Large scale port infrastructure projects are time-consuming and expensive, but taking the right steps up front can reduce costs, shorten timetables and increase stakeholders’ satisfaction.

By Mary Lou Jay

Large scale port infrastructure projects are time-consuming and expensive, but taking the right steps up front can reduce costs, shorten timetables and increase stakeholders’ satisfaction.

Define the Business Case

“Any organization undertaking a capital project needs to have a strong business case that includes a rigorous mapping of all the needs, objectives and anticipated outcomes related to the implementation of such capital project,” said Sophie Roux, vice president, public affairs for the Montréal Port Authority. The organization needs to clearly define why the project is needed and what it will accomplish once it is implemented.

Roux said that the Montréal Port Authority’s two-year modernization of its century-old Alexandra Pier cruise terminal will enable the port to offer services better suited to client needs, improve operational capacity and provide a new marine signature for Montréal.

One problem is that the ROI on infrastructure investments can extend out for 50 years. “In a world that expects immediate payback that’s a tough discussion,” said Vanta Coda, executive director, Duluth Seaway Port Authority.

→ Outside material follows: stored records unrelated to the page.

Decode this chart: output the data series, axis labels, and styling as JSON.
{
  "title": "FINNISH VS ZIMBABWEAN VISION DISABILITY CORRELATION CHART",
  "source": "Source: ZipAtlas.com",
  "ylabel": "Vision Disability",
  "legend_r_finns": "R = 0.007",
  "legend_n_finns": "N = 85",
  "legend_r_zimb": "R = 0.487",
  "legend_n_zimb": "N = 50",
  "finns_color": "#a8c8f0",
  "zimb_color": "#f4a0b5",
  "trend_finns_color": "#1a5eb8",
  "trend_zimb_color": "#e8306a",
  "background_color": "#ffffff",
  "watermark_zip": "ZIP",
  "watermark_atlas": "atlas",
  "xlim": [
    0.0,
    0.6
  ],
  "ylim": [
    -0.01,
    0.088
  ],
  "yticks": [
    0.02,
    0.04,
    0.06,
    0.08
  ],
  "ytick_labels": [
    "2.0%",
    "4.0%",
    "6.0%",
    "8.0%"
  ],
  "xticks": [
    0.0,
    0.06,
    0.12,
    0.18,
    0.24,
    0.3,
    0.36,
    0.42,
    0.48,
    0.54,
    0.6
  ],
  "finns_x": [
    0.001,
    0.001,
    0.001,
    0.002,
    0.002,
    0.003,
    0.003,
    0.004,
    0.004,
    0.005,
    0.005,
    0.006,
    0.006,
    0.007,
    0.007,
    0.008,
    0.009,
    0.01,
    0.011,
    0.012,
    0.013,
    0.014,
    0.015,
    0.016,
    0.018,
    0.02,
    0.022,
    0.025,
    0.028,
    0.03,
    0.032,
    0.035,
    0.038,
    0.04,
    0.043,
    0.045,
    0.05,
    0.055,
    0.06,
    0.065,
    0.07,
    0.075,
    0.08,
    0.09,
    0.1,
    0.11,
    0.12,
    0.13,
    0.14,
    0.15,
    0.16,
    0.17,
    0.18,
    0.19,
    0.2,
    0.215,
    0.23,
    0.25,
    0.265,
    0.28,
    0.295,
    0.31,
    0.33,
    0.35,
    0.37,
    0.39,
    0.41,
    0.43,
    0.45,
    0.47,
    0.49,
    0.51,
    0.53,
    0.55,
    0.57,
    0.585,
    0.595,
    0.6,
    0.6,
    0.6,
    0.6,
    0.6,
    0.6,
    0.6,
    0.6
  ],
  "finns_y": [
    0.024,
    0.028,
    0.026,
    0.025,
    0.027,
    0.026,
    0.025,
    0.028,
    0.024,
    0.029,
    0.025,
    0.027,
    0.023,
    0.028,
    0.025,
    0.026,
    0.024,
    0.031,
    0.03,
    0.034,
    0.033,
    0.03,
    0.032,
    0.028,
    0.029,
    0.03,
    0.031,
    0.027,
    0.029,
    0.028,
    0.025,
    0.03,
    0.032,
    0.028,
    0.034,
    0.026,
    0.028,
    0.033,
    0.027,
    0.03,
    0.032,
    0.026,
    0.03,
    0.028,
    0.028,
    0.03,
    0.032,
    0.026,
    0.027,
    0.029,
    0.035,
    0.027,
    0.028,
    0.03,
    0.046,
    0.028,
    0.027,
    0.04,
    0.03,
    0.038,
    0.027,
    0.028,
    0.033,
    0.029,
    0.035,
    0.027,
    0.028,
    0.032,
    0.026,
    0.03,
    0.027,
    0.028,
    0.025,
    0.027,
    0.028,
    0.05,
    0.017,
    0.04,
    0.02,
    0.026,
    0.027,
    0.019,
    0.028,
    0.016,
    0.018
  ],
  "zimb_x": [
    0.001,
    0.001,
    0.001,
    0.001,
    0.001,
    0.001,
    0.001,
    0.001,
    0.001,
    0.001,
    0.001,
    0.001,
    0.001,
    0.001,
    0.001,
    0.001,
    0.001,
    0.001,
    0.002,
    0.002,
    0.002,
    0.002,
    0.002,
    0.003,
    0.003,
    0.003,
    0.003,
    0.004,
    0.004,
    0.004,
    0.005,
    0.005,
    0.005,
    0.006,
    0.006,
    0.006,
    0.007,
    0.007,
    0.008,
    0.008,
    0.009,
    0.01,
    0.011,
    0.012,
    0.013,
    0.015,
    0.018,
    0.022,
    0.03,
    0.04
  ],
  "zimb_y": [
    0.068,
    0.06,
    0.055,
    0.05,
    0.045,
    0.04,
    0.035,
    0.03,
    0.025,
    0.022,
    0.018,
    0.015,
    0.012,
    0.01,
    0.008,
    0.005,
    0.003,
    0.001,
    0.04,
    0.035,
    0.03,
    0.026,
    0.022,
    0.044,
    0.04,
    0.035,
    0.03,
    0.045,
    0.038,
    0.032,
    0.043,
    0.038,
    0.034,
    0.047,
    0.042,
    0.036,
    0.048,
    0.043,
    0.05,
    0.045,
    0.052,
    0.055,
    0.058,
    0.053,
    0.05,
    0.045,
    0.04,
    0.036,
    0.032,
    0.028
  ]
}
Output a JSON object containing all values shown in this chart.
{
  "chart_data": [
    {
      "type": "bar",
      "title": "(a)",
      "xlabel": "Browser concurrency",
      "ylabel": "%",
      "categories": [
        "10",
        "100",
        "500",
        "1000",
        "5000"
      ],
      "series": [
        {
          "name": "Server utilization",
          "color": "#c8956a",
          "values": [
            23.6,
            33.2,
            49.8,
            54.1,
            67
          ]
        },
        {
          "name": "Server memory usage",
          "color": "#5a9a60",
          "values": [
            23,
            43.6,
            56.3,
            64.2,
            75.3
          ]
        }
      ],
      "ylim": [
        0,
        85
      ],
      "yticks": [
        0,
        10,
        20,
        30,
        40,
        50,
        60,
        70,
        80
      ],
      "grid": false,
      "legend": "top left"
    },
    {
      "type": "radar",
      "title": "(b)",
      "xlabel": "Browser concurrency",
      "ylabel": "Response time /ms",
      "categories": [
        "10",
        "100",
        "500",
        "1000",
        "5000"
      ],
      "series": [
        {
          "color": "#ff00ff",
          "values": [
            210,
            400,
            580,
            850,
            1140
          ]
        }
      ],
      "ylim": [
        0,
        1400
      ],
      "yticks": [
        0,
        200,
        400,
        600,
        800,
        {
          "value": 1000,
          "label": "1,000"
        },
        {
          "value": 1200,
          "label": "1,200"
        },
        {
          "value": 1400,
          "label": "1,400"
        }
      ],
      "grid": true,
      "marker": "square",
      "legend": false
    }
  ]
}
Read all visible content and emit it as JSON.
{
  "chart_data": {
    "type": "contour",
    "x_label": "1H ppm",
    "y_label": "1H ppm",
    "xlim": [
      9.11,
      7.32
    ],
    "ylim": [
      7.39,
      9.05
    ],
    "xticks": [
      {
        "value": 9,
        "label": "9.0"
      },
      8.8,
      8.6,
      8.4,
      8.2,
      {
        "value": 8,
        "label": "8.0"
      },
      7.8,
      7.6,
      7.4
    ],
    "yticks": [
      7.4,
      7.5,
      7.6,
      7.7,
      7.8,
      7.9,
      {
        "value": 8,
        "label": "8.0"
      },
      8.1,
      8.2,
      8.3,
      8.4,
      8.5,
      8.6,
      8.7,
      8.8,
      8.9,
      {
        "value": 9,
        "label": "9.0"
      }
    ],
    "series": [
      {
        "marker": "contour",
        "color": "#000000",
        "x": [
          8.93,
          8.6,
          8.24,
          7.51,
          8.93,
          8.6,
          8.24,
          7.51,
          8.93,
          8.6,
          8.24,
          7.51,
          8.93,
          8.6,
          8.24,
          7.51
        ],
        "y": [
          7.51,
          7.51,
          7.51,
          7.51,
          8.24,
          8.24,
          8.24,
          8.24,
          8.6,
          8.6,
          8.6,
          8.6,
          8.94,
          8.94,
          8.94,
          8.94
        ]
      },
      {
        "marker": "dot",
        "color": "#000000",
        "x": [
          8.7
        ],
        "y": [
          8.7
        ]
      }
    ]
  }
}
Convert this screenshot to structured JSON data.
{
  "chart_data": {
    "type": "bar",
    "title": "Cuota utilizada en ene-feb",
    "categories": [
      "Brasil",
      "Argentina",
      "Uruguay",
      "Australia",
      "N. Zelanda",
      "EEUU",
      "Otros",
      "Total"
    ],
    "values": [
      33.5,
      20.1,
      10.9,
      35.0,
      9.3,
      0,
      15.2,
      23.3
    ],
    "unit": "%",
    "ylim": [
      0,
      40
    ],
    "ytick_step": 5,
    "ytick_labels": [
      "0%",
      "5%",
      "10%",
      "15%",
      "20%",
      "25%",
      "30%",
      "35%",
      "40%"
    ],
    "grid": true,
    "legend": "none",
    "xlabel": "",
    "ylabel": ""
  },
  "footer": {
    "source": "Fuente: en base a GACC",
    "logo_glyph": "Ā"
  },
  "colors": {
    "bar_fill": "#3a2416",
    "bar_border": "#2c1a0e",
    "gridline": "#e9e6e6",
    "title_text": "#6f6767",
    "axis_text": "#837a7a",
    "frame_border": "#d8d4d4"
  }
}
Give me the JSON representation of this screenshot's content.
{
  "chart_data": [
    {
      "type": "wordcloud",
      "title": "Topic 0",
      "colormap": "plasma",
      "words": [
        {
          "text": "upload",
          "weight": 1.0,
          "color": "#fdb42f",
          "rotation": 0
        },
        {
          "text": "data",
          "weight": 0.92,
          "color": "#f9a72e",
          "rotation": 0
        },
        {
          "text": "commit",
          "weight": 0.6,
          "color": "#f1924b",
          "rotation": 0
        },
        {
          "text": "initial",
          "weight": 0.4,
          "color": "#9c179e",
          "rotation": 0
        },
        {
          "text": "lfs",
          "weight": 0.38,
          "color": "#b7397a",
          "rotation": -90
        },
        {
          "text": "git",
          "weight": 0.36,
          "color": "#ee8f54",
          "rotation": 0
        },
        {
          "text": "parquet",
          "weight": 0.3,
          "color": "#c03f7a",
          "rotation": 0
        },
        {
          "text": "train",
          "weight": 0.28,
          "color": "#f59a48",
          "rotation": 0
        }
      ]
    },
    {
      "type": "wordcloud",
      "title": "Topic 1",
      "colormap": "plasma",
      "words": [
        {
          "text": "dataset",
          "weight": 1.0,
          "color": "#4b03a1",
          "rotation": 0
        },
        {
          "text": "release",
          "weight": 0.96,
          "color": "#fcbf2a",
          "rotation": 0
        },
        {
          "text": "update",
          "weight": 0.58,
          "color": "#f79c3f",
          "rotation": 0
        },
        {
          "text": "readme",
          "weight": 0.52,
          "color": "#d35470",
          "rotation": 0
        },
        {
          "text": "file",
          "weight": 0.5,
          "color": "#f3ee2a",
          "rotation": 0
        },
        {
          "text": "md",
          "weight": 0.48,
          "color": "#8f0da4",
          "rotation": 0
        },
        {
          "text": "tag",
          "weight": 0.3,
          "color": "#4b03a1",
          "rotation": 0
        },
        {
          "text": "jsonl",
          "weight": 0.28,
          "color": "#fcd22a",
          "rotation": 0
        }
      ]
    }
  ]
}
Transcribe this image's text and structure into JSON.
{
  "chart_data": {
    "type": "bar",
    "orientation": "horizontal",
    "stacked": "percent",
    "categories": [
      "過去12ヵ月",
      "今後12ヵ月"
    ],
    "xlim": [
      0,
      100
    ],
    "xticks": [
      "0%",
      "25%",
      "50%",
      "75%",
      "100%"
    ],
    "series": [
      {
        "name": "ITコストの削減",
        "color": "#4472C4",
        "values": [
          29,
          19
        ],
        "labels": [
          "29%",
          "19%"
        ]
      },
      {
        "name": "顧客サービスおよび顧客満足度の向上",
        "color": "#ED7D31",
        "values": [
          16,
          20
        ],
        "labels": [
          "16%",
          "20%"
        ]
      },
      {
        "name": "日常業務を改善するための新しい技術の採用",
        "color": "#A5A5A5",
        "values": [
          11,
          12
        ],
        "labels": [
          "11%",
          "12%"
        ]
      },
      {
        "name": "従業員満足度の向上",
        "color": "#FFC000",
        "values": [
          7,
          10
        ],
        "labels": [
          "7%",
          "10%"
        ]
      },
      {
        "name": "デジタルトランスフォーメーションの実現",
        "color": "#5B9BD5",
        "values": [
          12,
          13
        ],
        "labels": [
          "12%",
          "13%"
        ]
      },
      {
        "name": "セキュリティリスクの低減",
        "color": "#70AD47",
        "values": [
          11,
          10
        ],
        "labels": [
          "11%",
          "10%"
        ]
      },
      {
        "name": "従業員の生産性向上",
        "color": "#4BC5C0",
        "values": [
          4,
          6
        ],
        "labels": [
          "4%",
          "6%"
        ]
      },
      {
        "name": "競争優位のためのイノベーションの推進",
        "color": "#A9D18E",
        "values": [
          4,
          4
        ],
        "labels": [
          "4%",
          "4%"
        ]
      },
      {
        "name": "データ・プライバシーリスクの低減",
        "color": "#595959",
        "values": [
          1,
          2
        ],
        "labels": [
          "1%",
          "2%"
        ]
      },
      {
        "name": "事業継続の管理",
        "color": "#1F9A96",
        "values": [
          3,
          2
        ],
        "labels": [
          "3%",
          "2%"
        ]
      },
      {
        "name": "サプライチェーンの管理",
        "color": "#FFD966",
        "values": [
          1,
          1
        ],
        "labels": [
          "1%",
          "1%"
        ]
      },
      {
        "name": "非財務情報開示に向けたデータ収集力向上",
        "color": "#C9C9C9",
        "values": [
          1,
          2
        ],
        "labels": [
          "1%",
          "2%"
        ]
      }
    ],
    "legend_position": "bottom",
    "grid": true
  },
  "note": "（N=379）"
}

Ports need to persuade stakeholders early on to focus on long-term benefits.

Explore Financing Options

Persistence can pay off when financing infrastructure projects. The Port of Duluth-Superior applied five times before the U.S. Department of Transportation finally approved its request for a $10 million Transportation Infrastructure Generating Economic Recovery (TIGER) discretionary grant. The funding helped pay for the $17.7 million rebuild and expansion of Docks C & D, which enhanced the port’s intermodal capabilities, expanded its capacity to handle more heavy-lift and project cargo and increased freight capacity.

“Ports need to pay more attention to looking at innovative ways to finance these projects,” said David Anderton, assistant director of Port Everglades, strategic planning and development. Port Everglades is working with the Federal Department of Transportation to secure a TIFIA (Transportation Infrastructure Financing and Innovation Act) loan for its Southport Turning Notch Extension (STNE). The $437.5 million project will lengthen the existing deepwater turnaround area for cargo ships to create more berth space and add new rail structure to support super Post-Panamax gantry cranes and extend the range for its current cranes.